Pass 1: Checking inodes, blocks, and sizes
Deleted inode 62346243 has zero dtime. Fix? no
On Wed, Feb 17, 2016 at 2:30 PM, Jan Kara <jack@xxxxxxx> wrote:
> On Wed 17-02-16 16:07:44, Tejun Heo wrote:
>> Hello, Jan.
>>
>> On Wed, Feb 17, 2016 at 09:57:21PM +0100, Jan Kara wrote:
>> > Well, but this has the side-effect that trying to umount a filesystem while
>> > migrations are happening will result in EBUSY error. Without obvious reason
>> > why that happens. As an admin I would be rather upset when umount sometimes
>> > returns EBUSY without apparent reason and you have to basically implement a
>> > loop around umount to make it reliable. So a nack from me for this patch.
>>
>> I see. Can you please point me to the s_active check during umount?
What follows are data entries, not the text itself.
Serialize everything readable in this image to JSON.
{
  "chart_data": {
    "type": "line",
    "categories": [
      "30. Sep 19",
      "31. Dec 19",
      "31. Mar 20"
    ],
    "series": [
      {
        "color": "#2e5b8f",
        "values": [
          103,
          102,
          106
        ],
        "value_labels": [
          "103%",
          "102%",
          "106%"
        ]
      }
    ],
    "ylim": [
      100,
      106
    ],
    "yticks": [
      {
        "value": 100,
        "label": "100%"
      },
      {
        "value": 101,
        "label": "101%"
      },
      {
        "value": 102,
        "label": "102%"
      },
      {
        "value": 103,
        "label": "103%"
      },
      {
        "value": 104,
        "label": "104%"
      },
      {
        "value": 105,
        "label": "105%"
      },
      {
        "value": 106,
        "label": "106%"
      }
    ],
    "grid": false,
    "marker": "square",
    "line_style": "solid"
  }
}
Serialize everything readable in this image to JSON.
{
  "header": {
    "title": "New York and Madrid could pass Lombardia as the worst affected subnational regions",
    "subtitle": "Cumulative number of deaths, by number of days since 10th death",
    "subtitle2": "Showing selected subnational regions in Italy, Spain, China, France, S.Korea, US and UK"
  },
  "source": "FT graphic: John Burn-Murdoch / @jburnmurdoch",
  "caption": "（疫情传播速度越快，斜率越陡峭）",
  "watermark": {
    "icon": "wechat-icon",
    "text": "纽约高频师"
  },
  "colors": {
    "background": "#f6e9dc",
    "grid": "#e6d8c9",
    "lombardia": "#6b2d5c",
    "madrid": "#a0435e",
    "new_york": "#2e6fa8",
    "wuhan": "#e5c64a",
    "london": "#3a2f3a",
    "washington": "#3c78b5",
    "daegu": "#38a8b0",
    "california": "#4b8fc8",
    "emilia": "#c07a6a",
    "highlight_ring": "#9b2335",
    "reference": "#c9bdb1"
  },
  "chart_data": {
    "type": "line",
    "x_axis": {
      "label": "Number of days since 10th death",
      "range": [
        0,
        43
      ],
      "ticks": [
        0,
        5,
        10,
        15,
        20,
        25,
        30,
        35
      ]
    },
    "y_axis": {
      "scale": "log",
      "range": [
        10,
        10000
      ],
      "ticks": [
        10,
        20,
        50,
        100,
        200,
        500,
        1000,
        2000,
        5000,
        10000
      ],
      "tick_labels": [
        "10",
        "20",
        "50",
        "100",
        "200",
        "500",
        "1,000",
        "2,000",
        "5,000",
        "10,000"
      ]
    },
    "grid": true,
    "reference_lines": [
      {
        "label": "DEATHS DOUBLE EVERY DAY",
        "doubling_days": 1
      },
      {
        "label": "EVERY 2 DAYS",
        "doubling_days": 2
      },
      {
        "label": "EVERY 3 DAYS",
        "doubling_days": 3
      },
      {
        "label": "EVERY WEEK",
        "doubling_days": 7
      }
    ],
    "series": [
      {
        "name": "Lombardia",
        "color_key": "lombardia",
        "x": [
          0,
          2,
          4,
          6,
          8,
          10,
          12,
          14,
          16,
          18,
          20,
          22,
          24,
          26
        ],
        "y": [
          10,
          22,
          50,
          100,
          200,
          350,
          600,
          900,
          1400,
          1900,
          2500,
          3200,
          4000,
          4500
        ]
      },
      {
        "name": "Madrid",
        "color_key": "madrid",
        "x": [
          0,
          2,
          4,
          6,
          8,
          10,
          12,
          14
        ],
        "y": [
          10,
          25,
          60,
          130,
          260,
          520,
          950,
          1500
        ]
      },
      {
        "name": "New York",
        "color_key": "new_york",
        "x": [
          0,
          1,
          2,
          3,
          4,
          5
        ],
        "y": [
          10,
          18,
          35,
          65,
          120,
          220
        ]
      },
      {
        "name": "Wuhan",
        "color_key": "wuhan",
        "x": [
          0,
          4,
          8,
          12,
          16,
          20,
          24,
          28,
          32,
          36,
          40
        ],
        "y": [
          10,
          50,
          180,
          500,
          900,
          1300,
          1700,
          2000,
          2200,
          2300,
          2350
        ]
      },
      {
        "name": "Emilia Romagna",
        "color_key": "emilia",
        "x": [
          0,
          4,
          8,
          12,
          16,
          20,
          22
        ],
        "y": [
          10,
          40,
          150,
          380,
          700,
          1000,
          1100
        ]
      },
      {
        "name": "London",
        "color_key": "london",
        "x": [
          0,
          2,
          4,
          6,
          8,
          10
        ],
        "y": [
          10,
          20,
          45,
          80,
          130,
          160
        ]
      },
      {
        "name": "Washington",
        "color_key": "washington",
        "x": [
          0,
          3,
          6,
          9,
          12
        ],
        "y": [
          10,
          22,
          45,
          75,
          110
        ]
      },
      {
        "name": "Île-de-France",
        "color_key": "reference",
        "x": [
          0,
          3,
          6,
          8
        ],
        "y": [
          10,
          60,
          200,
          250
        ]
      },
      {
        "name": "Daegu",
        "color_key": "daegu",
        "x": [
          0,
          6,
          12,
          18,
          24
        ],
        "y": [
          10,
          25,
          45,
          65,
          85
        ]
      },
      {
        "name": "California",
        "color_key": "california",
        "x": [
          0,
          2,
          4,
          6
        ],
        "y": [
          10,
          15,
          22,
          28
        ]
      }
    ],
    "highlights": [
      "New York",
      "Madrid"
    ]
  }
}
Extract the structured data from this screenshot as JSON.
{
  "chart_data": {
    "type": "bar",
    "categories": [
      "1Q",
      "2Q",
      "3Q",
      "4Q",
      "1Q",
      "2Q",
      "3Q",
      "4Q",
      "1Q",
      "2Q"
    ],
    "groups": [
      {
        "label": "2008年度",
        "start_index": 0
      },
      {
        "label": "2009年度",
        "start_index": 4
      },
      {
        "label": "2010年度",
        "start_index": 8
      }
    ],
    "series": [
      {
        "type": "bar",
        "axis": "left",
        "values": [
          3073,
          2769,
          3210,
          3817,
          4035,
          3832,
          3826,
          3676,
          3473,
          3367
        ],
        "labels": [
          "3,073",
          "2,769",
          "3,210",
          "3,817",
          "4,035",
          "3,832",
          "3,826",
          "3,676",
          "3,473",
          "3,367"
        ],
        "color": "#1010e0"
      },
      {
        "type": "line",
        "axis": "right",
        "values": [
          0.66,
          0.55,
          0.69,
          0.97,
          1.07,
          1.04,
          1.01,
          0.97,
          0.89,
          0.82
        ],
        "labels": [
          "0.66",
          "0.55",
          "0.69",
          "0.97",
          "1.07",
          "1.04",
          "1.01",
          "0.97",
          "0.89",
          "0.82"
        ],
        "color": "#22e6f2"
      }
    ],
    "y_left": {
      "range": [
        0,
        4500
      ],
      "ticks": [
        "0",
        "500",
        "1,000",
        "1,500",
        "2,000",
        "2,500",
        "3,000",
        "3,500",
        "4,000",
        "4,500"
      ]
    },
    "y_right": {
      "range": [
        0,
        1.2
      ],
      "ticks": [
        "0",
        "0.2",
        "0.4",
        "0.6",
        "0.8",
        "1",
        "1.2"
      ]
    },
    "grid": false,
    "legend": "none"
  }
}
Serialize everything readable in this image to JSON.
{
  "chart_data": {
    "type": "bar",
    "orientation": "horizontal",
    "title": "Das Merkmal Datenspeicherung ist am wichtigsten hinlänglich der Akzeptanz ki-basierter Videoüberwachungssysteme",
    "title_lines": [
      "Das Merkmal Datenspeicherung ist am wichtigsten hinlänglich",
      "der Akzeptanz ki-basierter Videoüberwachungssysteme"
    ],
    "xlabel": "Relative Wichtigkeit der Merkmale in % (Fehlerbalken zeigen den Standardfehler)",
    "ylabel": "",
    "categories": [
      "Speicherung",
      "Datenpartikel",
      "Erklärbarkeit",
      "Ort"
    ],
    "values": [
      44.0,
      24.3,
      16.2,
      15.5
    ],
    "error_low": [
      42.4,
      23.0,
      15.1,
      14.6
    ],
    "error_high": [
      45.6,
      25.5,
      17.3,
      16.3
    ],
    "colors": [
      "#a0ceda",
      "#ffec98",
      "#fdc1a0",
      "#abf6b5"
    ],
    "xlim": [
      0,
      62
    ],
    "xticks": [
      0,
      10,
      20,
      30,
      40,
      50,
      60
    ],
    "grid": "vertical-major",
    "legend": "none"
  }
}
>> I first tried s_umount but couldn't transfer its ownership to the
>> worker so ended up doing s_active. I looked at how s_active is used
>> and couldn't find where it'd block umount. may_umount() checks
>> mnt_count, not s_active, so it looked like holding s_active may delay
>> destruction of the superblock but not prevent umount.
>
> Bah, sorry. It's too late here. You are right that s_active will just delay
> destruction of the superblock until the reference is dropped. So I don't
> see obvious issues with what you do and I retract my nack. I still feel
> somewhat uneasy about postponing fs shutdown to a workqueue like this but
> hopefully there's no hidden catch.
>
> Honza
>
>
>> > Traditionally, we have used sb->s_count and sb->s_umount semaphore to pin
>> > superblock while writeback code was working on it. That makes umount block
>> > until we can safely unmount the filesystem and thus doesn't result in these
>> > spurious EBUSY errors. But from a quick look this can be problematic for the
>> > cgroup setting.
>> >
>> > Alternatively, you could either cancel all the switching work when
>> > unmounting filesystem or maybe just handle I_WB_SWITCH similarly to I_SYNC
>> > - don't grab inode reference when switching is going on, just make
>> > I_WB_SWITCH pin the inode and wait in evict() for it to be clear (similarly
>> > as we call inode_wait_for_writeback() there).
>>
>> Yeah, this is an alternative but likely more involved.
>>
>> Thanks.
>>
>> --
>> tejun
> --
> Jan Kara <jack@xxxxxxxx>
> SUSE Labs, CR